Search for a gene disrupted in a patient with acrodysostosis and a t(4;6)(q12;p23). J.G. Dauwerse¹, B. de Vries², C.H. Wouters², D.J.M. Peters¹, M.H. Breuning¹. 1) Dept of Human Genetics, Leiden University Medical Center, Leiden, The Netherlands; 2) Clinical Genetics Center Rotterdam, Rotterdam, The Netherlands.

   The index patient is a mentally normal 31 year-old male with height 1.40m (-6SD), arm span 1.26m and normal head circumference (54.5 cm = 25th centile) with a flat face, depressed nasal bridge, broad nasal root and anteverted nostrils. He had extreme brachydactyly of both hands and, to a lesser degree, of the feet. The aorta was sclerotic with insufficiency of the aortic valves. X-ray investigation showed acrodysostosis with relatively short ulna suggesting either acrodysostosis (MIM 101800) or a mild form of acromesomelic dysplasia. Both non-consanguineous parents and 5 sibs had normal postures. A de-novo 46,XY,t(4;6)(q12;p23) was found.

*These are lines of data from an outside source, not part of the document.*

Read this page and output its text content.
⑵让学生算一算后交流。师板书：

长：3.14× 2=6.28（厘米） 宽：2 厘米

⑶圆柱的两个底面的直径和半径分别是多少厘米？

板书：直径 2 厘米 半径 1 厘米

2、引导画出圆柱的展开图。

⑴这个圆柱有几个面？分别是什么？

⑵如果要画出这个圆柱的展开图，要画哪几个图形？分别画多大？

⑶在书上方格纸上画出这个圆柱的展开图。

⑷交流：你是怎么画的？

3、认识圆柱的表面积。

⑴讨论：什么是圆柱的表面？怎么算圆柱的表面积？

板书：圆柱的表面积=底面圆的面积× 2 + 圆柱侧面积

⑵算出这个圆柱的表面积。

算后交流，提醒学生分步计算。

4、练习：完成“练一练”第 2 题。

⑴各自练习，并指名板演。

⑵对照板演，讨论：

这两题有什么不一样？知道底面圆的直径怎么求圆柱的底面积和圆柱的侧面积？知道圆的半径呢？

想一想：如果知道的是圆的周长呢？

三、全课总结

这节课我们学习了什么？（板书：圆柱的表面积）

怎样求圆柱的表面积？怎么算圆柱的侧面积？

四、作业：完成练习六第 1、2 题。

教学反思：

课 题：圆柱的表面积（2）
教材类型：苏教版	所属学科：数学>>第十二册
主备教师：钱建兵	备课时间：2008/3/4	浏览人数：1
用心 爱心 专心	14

In order to find the gene(s) disrupted by the t(4;6) we began by mapping the chromosome 4 breakpoint more precisely. FISH with YAC clones selected from the SHGC chromosome 4 YAC map was performed on metaphase slides of the patient. Out of 40 YACs tested, five YACs turned out to span the chromosome 4 breakpoint. Using Alu-PCR fragments from the smallest YAC (330Kb) two PAC clones were isolated, which FISH signals were split by the translocation. Using the PACs, cosmids could be isolated and a restriction map of the region was constructed; however, cosmids spanning the breakpoint could not be isolated. Using the same FISH mapping approach a YAC (1.5Mb) spanning the chromosome 6 translocation breakpoint has also been identified. Currently various techniques are applied to identify genes in the cloned chromosome 4 region. Within the cosmid contig mapping distal to the translocation breakpoint we could place the PDGFRA-KIT genecluster. A fragment close to the breakpoint, showing cross-species conservation is currently being evaluated.